El pasado 13 de abril, a los 89 años, falleció Mario Vargas Llosa. Su partida marca el fin de una era literaria, pero también abre una oportunidad para abordar una de las preguntas muchas veces incómodas del arte y la cultura: ¿es posible separar al autor de su obra? ¿Podemos leer a Vargas Llosa como el genio narrativo que fue sin ver también al polemista, al político, al intelectual conservador, al hombre que defendió posturas tan brillantes como reprobables?

En los últimos días, la comunidad literaria, diplomática, periodística y política ha rendido homenaje y recordaron su trayectoria de vida. No es para menos. Vargas Llosa fue, sin duda, uno de los grandes arquitectos de la novela moderna en español. De La ciudad y los perros a Conversación en La Catedral, pasando por La guerra del fin del mundo o La fiesta del Chivo, el peruano dotó al lenguaje de una densidad, una estructura y un compromiso narrativo difícil de igualar. Su talento era innegable. Pero lo que también es innegable es que, a diferencia de otros escritores, Vargas Llosa no ocultó jamás su ideología: la escribió. Y la defendió, a veces con argumentos lúcidos, otras con frases que, vistas desde el presente, resultan inaceptables.

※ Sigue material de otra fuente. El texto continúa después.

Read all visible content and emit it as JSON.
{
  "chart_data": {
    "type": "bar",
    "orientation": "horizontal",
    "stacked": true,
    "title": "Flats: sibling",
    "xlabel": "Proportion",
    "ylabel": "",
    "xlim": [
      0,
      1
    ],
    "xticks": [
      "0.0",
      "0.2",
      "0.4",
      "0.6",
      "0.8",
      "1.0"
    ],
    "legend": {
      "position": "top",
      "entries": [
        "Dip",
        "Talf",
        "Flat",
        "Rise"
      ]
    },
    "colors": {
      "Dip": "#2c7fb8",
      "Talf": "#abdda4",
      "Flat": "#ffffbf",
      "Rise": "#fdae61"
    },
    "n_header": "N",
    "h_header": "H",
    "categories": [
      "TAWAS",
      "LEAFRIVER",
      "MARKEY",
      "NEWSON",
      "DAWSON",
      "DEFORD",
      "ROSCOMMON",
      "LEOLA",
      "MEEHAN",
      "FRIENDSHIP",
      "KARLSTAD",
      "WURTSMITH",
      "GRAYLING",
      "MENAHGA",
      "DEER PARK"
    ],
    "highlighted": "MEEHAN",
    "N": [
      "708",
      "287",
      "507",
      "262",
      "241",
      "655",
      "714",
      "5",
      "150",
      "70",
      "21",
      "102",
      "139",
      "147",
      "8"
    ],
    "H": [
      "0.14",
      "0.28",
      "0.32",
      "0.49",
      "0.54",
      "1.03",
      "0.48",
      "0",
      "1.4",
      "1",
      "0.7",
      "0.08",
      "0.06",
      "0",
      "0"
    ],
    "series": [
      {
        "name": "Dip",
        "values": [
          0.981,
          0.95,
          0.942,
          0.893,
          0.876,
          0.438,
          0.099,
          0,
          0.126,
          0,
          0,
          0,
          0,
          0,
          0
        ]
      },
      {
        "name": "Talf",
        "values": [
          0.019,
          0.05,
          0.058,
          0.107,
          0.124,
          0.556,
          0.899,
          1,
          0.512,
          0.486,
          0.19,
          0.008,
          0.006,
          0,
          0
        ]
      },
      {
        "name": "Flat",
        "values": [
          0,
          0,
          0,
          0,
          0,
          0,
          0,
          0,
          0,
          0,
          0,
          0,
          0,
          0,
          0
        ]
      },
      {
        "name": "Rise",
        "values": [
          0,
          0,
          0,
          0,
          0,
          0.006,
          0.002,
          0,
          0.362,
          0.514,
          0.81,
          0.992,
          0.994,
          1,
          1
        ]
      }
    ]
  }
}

Es aquí donde la incomodidad se vuelve necesaria. Leer a Vargas Llosa no es solo asomarse a una ficción construida con maestría, sino a un cuerpo de ideas políticas y culturales profundamente marcadas por una visión del mundo. Su crítica al populismo latinoamericano, su célebre frase sobre México como “la dictadura perfecta”, su defensa del liberalismo clásico frente a los excesos del Estado, son posturas que pueden (y deben) debatirse. Pero también lo son sus declaraciones en las que se refería al feminismo como “el enemigo de la literatura”, o aquellas en las que calificaba a las mujeres como “milagros estéticos”, reduciéndolas a un ideal platónico que traiciona cualquier posibilidad de reconocimiento pleno. Vargas Llosa fue, sin duda, un pensador potente. Pero también uno atrapado en ciertas ideas que el tiempo ha puesto bajo una lupa crítica.

¿Debemos dejar de leerlo por ello? No. Pero sí debemos leerlo con conciencia. La crítica literaria no puede convertirse en devoción ciega. Incluso a un Premio Nobel se le puede, y se le debe cuestionar. No porque sus ideas anulen su talento, sino porque la obra literaria, especialmente la que nace del ensayo y la opinión, es un reflejo directo de su cosmovisión. Vargas Llosa no escribía desde la neutralidad. Su pluma era ideológica, deliberada, combativa. Leerlo sin confrontar sus posturas sería una forma de renunciar a la crítica que él mismo ejercía con pasión.

Y aquí volvemos al dilema inicial: ¿es posible separar al autor de la obra? Tal vez no. O tal vez la verdadera pregunta no sea esa, sino si estamos dispuestos a leer la obra como un espejo del autor, con todas sus luces y sombras. Vargas Llosa nos deja una literatura que resistirá el tiempo, pero también una serie de posturas que merecen discusión, desacuerdo y, en más de un caso, un firme rechazo. Porque si el pensamiento crítico no alcanza ni siquiera a los grandes, entonces ¿a quién se supone que debe alcanzar?

Leerlo, sí. Celebrarlo, quizá. Pero nunca sin cuestionarlo. Porque los verdaderos clásicos no temen a la crítica: la invitan.